Glimpses of Coronal Rain

A solar prominence dancing in the Sun's magnetic field lines.

Despite its incredible heat, our sun‘s corona is so faint compared to the rest of the star that we can rarely make it out except during a total solar eclipse. But a new adaptive optic technique has given us coronal images with unprecedented detail.

A solar prominence dancing in the Sun's magnetic field lines.

These images come from the 1.6-meter Goode Solar Telescope at Big Bear Solar Observatory, and they required some 2,200 adjustments to the instrument’s mirror every second to counter atmospheric distortions that would otherwise blur the images.
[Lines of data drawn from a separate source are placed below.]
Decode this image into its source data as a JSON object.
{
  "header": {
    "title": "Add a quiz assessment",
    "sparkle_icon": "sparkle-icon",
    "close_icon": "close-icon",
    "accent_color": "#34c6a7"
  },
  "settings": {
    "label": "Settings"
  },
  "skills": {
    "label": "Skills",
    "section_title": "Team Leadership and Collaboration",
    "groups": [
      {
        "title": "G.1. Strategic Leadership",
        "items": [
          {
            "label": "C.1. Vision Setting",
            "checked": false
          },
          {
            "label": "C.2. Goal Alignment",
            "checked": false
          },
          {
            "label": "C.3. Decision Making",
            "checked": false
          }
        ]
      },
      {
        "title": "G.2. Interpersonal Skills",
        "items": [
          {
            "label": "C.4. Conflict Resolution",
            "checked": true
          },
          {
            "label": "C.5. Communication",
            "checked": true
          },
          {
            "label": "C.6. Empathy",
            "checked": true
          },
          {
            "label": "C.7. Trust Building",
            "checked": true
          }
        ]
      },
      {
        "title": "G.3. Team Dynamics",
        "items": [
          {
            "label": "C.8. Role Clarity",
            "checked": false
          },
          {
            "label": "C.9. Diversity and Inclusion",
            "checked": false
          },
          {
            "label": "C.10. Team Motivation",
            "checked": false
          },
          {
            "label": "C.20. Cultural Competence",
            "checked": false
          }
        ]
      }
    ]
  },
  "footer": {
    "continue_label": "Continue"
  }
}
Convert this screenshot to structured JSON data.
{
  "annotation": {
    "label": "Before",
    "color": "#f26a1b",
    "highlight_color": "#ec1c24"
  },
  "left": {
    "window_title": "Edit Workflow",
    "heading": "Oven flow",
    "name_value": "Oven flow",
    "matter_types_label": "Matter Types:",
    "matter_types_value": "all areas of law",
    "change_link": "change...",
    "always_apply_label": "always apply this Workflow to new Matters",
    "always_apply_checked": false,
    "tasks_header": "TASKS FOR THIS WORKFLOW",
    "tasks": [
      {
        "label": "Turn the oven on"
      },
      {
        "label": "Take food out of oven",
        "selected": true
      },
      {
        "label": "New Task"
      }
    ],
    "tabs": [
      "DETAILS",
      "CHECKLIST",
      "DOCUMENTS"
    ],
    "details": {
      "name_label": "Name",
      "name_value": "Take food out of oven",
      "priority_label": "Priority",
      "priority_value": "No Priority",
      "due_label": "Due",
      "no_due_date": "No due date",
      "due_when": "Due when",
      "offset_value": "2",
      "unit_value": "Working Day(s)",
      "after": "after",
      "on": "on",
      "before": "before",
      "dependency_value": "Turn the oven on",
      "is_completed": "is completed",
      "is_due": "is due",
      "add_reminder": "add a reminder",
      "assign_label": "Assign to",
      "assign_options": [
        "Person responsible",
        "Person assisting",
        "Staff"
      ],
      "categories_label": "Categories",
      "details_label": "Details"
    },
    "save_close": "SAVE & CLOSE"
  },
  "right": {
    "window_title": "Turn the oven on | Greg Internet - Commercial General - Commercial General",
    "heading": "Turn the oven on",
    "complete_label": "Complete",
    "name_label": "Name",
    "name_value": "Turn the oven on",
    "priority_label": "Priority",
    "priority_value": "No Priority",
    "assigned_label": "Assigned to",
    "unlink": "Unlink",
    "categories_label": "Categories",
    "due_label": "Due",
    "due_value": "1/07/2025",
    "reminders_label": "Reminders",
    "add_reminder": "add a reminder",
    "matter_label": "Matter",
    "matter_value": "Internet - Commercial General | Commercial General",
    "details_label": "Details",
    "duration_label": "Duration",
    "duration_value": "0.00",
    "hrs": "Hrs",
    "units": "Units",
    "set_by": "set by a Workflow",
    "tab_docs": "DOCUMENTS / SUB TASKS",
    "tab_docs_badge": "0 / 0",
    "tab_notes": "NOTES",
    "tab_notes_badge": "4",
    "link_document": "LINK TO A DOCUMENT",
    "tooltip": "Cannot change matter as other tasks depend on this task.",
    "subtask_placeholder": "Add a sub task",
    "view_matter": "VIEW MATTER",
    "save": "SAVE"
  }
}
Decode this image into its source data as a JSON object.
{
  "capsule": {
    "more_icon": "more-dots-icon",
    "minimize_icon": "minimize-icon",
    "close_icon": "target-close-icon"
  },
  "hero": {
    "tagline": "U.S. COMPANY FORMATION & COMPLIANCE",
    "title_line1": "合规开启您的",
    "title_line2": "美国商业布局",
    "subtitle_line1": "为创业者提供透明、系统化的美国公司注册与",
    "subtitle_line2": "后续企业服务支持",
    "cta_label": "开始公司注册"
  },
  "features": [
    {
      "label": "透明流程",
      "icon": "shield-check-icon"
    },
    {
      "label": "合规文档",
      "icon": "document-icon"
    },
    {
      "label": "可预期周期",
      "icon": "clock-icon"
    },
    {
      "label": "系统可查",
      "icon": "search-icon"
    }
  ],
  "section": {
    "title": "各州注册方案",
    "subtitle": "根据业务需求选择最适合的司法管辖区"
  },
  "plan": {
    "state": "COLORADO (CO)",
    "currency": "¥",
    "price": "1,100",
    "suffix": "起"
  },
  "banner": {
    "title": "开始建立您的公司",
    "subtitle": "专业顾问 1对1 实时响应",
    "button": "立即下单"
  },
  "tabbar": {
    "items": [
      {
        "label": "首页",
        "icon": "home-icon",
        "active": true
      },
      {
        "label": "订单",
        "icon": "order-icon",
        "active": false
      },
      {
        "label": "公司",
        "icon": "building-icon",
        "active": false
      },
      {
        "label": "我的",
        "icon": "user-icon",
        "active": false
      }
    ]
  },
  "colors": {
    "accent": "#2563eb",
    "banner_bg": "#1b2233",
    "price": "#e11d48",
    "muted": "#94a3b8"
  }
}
With the new technique, the team was able to sharpen their resolution from 1,000 kilometers all the way down to 63 kilometers, revealing heretofore unseen details of plasma from solar prominences dancing in the sun’s magnetic field and cooling plasma falling as coronal rain.

Coronal rain -- cooler plasma falling back down along magnetic lines.

The team hope to upgrade the 4-meter Daniel K. Inouye Solar Telescope with the technology next, which will enable even finer imagery. (Image credit: Schmidt et al./NJIT/NSO/AURA/NSF; research credit: D. Schmidt et al.; via Gizmodo)

Comments

One response to “Glimpses of Coronal Rain”

  1. Gssy Avatar

    @admin those are amazing. That third image in particular – I can imagine the magnetic forces at work. I wonder what acceleration that plasma is experiencing… km/s/s?